What followed was a string of hits that took the country by storm. Mr. Gordon Lightfoot’s folk style combined with poetic lyrics and real heartfelt emotion enthralled music lovers everywhere. Classics like Sundown and Rainy Day People are evocative of The Beatles Eleanor Rigby and the feelings of loneliness they describe. The wanderers among us can feel the lure of the journey through Carefree Highway. And possibly his second greatness masterpiece, The Wreck Of The Edmund Fitzgerald, propels the listener into one of Canada’s biggest tragedies.

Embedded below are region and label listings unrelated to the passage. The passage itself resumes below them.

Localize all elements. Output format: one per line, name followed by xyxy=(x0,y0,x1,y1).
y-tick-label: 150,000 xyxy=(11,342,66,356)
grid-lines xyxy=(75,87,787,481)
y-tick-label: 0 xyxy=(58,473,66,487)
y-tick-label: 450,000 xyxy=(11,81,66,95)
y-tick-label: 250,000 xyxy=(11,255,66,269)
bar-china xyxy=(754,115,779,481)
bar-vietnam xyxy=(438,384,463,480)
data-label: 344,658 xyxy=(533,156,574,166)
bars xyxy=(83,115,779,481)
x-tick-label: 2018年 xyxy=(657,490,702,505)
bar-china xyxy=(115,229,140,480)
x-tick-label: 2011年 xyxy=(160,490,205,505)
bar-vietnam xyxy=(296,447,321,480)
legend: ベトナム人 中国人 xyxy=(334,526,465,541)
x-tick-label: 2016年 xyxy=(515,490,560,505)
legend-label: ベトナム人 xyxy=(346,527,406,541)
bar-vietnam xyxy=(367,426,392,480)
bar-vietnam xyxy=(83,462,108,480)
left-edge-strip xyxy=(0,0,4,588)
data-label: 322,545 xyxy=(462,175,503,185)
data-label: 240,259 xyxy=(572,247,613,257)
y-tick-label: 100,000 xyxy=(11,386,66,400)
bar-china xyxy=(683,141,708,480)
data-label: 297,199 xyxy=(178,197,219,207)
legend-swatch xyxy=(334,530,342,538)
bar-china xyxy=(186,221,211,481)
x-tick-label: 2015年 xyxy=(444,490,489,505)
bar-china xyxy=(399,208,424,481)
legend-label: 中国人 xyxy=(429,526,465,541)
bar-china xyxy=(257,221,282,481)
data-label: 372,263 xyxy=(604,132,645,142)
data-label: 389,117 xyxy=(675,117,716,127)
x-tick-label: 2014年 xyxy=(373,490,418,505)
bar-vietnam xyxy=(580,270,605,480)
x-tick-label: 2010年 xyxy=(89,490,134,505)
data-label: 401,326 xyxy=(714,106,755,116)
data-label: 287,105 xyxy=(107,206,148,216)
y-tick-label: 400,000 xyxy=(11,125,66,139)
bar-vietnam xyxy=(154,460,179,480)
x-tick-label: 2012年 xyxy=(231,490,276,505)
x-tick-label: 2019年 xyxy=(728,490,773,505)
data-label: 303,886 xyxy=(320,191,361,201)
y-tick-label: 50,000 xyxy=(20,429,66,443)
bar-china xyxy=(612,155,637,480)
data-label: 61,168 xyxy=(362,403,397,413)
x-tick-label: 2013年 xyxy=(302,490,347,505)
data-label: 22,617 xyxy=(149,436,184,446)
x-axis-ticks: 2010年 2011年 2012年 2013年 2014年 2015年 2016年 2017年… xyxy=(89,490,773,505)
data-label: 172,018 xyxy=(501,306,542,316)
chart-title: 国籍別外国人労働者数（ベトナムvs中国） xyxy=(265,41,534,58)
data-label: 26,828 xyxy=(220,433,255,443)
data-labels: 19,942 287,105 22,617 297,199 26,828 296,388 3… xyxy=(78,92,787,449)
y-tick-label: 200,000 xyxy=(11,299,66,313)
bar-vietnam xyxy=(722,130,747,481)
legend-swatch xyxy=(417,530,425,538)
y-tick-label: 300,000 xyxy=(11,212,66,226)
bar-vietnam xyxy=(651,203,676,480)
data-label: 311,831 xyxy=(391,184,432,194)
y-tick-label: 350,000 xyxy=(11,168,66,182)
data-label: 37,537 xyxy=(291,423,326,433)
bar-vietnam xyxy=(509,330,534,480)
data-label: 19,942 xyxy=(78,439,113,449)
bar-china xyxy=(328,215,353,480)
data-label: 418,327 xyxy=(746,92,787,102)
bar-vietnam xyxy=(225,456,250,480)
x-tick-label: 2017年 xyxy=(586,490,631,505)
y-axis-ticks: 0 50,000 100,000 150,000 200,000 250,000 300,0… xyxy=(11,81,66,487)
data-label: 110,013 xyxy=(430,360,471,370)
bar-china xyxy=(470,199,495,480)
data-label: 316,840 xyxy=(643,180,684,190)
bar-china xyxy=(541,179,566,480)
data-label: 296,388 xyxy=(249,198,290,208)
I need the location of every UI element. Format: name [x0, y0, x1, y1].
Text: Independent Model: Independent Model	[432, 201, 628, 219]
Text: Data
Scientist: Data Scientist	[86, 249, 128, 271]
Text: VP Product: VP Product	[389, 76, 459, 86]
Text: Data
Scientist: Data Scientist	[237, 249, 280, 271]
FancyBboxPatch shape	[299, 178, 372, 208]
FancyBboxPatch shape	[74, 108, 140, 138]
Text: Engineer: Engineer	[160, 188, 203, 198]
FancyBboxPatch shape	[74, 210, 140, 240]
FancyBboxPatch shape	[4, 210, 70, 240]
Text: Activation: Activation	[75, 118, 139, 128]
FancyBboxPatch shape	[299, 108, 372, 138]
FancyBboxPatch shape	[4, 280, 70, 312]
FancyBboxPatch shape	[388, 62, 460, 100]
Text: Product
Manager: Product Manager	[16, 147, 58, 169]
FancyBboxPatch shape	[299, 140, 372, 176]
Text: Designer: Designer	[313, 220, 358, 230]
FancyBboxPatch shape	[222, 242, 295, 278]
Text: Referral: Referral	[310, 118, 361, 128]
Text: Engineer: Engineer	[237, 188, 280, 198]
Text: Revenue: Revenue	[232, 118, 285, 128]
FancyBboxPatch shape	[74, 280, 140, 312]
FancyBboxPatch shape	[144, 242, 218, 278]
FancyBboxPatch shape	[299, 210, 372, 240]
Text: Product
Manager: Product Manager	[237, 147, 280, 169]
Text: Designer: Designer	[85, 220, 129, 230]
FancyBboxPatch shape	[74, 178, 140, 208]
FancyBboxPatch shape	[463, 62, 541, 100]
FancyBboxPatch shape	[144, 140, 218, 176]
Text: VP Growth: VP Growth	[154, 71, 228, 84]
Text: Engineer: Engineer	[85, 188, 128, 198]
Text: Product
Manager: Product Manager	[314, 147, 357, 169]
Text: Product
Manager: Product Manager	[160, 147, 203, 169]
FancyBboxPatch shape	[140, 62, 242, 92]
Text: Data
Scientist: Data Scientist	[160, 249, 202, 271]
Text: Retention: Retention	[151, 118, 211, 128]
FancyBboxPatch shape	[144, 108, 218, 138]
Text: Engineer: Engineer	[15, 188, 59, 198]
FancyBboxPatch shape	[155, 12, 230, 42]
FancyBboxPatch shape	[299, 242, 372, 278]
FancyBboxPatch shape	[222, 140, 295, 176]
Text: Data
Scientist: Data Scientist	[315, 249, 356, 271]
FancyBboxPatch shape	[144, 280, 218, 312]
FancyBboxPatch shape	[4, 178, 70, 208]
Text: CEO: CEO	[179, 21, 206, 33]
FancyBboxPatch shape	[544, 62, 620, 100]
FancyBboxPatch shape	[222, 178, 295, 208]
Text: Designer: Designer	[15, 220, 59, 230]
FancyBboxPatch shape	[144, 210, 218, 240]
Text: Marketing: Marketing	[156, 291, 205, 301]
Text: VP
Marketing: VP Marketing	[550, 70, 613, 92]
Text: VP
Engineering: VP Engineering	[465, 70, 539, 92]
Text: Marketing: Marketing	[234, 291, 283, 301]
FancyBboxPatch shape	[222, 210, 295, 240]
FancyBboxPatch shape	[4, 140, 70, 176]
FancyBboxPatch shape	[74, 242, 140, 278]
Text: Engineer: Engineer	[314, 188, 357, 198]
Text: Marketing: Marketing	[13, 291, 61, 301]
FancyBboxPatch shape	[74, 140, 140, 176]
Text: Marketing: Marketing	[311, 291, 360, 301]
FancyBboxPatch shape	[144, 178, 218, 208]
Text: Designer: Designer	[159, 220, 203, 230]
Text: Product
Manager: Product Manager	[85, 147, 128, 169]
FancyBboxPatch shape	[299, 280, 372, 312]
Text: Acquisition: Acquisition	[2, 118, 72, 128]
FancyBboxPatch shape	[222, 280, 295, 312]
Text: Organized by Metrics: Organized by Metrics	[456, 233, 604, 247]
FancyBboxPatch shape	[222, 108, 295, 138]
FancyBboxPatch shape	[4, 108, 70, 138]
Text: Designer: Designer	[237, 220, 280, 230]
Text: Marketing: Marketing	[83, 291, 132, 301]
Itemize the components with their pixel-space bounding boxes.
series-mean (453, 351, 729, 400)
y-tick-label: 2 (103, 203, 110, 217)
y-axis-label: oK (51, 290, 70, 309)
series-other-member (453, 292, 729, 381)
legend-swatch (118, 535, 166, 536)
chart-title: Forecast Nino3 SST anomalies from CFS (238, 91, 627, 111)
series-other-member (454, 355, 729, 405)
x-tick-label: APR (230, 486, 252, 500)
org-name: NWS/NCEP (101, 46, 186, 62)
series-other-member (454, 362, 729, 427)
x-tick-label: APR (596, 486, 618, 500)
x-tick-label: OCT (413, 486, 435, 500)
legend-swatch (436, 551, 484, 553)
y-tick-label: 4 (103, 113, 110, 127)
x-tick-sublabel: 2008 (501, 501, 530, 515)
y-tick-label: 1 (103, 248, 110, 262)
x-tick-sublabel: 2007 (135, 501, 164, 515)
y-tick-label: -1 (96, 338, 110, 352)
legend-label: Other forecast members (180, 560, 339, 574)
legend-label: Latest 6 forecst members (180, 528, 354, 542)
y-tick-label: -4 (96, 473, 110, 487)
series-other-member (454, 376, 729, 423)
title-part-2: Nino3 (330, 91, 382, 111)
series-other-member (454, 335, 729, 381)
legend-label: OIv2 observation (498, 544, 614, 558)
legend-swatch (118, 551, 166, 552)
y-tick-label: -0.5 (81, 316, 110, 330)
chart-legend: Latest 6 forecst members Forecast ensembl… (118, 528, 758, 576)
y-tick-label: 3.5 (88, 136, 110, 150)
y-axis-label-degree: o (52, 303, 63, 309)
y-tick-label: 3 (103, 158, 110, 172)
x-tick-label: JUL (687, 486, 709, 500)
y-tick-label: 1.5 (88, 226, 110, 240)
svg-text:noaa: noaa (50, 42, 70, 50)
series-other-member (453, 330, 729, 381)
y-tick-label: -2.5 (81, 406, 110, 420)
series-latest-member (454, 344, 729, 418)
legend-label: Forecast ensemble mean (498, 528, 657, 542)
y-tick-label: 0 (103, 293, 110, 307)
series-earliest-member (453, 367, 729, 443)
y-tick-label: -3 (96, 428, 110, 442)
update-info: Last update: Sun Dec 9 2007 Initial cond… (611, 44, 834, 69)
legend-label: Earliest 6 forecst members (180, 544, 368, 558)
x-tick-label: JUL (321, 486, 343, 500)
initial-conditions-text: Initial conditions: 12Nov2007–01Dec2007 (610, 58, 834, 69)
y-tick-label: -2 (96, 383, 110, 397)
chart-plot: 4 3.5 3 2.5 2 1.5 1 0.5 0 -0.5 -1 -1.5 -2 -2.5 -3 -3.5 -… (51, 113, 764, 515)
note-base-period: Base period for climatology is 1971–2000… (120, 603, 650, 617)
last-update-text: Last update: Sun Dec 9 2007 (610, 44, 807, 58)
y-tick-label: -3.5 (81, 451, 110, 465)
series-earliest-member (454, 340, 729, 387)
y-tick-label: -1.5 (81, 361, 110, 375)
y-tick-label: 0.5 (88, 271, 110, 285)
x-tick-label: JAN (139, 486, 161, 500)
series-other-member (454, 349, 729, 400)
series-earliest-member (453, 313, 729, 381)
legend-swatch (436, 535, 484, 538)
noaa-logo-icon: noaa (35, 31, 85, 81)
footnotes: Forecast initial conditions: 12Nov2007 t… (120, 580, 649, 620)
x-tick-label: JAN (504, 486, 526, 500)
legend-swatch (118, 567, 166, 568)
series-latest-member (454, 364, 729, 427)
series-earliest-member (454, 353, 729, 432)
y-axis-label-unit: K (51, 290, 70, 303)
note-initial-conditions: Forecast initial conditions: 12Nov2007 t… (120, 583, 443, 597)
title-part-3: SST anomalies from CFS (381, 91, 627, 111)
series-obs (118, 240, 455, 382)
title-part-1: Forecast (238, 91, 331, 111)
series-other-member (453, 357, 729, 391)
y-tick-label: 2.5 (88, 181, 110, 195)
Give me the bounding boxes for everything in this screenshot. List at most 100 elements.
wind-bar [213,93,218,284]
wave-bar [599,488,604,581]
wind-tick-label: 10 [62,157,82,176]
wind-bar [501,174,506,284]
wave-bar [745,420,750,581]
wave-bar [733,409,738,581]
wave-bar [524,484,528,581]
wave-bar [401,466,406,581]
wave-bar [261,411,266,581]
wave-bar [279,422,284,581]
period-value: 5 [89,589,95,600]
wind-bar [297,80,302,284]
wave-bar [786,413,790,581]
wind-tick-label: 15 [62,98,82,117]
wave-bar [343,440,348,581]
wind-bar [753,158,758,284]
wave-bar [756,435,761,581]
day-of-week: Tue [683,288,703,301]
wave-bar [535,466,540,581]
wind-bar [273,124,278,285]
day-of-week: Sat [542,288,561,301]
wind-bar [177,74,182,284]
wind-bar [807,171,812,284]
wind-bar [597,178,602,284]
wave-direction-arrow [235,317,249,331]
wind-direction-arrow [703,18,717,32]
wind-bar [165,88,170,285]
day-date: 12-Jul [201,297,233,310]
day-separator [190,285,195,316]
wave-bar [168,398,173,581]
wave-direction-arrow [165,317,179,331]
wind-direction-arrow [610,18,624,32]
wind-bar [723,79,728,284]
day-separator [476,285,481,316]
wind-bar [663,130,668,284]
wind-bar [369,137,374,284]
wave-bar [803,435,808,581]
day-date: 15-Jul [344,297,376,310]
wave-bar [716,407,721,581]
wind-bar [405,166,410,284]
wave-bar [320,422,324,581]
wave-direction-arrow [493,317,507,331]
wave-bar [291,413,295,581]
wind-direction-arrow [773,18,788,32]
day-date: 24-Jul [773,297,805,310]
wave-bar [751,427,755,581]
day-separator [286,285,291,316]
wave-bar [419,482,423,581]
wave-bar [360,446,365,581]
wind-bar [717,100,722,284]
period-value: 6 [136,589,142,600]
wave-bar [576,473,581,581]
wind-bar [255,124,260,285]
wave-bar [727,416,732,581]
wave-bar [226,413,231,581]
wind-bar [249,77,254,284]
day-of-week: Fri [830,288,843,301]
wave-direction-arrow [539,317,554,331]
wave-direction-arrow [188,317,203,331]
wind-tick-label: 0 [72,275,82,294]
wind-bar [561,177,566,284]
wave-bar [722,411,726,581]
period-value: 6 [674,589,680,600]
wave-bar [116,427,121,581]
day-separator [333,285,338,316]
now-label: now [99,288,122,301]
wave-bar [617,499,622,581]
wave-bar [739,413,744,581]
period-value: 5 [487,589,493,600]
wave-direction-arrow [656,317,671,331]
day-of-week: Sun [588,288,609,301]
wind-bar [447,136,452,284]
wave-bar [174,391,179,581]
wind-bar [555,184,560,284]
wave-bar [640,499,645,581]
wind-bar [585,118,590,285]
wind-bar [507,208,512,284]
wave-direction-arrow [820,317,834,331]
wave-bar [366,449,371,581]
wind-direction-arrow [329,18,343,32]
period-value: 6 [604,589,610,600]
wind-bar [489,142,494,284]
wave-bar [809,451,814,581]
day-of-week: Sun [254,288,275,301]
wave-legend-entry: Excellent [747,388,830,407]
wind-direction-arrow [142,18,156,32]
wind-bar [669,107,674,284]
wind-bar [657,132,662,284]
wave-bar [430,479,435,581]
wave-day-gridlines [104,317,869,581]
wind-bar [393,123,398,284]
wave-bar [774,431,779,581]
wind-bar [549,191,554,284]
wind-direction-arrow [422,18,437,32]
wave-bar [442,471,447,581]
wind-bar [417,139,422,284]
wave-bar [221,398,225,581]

The song is a powerful tribute to the fallen.
This deserved success resulted in multiple artists covering Mr. Gordon Lightfoot’s wondrous music, and numerous accolades being bestowed upon him. From compilation albums to the Order of Canada, his homeland have shown their appreciation of his amazing talents. But during his career various pitfalls troubled the man. A first marriage broken up because of his infidelity and a second also recently ended, Mr. Gordon Lightfoot has had at intervals dealt with alcoholism as well. These topics he has covered numerous times, very openly, in many interviews.
My own dealings with his music started when I was a small child, spending part of my summers with my Grandparents. They lived nearby Orillia and my Grandma would regale me with tales of one of her favourite musicians. Her affection for this man and all he had overcome were obvious. As the years went by, my own love for his talents grew. Grandma had planted the seed. And I had nurtured it.
Flashforward to the year before our wedding, when we were picking out music for the ceremony. The power of Mr. Gordon Lightfoot was something I shamefully realized I had not shared with my love. Thereby one of the songs played during the photos was “If You Could Read My Mind”, and Grandma smiled from above. Some time later we purchased tickets to one of his concerts, but it was unfortunately delayed when he was stricken with a serious illness. But we finally, months and months later, sat in the audience and basked in the glory of the legend. Beautiful.
This past summer was when the global reach of Mr. Gordon Lightfoot’s magic was illuminated to me. On a wonderful Saturday evening in late August, a group of us geeks were departing FanExpo on our way to merriment. We were strolling up Simcoe Street, approaching Front Street, and several musicians were playing on different corners. And one gentleman, set up on the south-east corner had a steel drum in his possession. The magic that came from him floated down to greet us. My ears perked up, as did my newfound friend Murd from Comic Geek Speak. We exchanged looks, then smiles, and just I uttered “I know this song”, Murd responded in his customary mellow voice “Gordon Lightfoot.” All talk between us of Superman or Phineas and Ferb vanished, replaced with a mutual admiration. A golden spontaneous moment of pure fandom, something to savour in life. And this moment was the impetus of this tale. And the song was, by the way, “If You Could Read My Mind.”
Mr. Gordon Lightfoot. You have crafted music for my life. Tunes that I played to as a child. Followed by melodies that filled my wedding day. And harmonies that created perfect moments of clarity right on the streets of Toronto. Besides myself you have effected so many for so long with your gifts. And we all thank you for it.